Anyhow the claim of illicit trade by the tobacco industry is being challenged at different levels and a common perception that has emerged is that these figures are highly exaggerated. A recent study titled: “The burden of illicit trade in cigarettes in Islamabad,” carried out by Fikr-e-Farda Organisation, points out that only 15.95 percent of cigarettes consumed in the city can be classified as illicit. This is far below the claim of 40 percent made by the tobacco industry.
Interestingly, the Parliamentary Secretary, Ministry of National Health Services (NHS) Dr Nausheen Hamid has endorsed the findings of the study. She has expressed that the exaggerated figures of the illicit trade in cigarettes were accepted by the previous government which introduced the policy of reduced taxes on tobacco products. In a statement, she said similar studies will be carried out in different cities of the city to gather data that can be used to counter the argument of the tobacco industry.
Sajjad Ahmed Cheema, Executive Director, The Society for the Protection of the Rights of the Child (SPARC), shares their main concern is that low prices of cigarettes are attracting children to this addiction. Latest surveys have shown that 1200 children are adding to the existing pool of smokers every day because they can afford to buy cheap cigarettes from their pocket money. “Taking up smoking is the first step and such children may soon start adding harmful additives to the cigarettes they smoke.”
Cheema points out that all over the world countries are constantly imposing new taxes on cigarettes, and sometimes twice a year. In United Kingdom, the price of a cigarette pack has reached £15 but in Pakistan it is available for as low as Rs40 which is alarming. He says last year the PTI government decided to impose a new tax, to be known as sin tax, on cigarettes but it has not been able to implement it. “The plan was that this tax could be spent on providing health facilities to the masses.
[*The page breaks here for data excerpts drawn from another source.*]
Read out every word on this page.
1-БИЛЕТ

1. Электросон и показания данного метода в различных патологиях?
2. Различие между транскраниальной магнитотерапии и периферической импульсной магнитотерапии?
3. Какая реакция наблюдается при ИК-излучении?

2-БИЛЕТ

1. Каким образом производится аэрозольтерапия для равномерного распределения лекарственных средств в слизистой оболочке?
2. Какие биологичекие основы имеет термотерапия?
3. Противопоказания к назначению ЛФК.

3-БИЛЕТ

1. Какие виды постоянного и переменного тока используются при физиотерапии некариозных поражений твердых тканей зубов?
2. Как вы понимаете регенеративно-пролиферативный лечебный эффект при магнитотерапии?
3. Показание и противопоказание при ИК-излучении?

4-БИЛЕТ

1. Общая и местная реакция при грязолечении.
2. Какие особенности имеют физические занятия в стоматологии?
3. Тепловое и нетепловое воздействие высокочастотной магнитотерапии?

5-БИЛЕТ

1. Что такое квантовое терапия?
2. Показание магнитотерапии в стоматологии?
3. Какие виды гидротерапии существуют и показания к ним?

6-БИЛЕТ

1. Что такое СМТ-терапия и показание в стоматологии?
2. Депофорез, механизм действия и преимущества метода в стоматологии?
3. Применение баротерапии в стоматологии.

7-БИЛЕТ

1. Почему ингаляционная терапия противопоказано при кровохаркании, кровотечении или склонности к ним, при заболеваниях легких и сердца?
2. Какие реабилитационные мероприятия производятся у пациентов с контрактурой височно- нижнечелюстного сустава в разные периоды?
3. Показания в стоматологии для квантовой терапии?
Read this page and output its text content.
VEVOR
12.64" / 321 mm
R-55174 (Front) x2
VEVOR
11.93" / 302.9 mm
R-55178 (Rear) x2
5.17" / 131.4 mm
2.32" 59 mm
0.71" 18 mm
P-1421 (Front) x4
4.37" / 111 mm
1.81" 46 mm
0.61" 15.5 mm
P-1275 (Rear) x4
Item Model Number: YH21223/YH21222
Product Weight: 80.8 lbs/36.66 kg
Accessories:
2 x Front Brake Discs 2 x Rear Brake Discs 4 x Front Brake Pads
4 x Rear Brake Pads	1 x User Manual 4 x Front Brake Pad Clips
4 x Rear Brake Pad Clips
If this tax is imposed there will be no need to privatise public sector hospitals.”
Muhammad Javed, Project Manager, Tobacco Control Cell, Ministry of National Health Services (NHS), tells TNS the Health Ministry is convinced that the tobacco industry’s argument about illicit trade is unfounded and it is the Federal Board of Revenue (FBR) that is buying it. “We have taken up this matter and trying our best get taxes enhanced.”
Citing figures from a report of the State Bank of Pakistan (SBP), he says the revenue coming from tobacco industry has increased by only 5 per cent in one year whereas the profits have increased by 100 per cent. “This means the markets are flooded by cigarettes and the proceeds are going mainly into the pockets of cigarette manufacturing companies.”
The revenue coming from tobacco industry was Rs83 billion in 2016-17 and Rs87.5 billion in 2017-18. This figure was Rs114 billion in 2015-16 when the third tier was not announced and the industry had not been given the tax relief it is enjoying at the moment. Another alarming finding, he says, is that in 2016-17, 34 billion cigarette sticks were produced – a number which has increased by 72 per cent to 59 billion in a year. These figures best shows what the cigarette industry is doing to us, he concludes.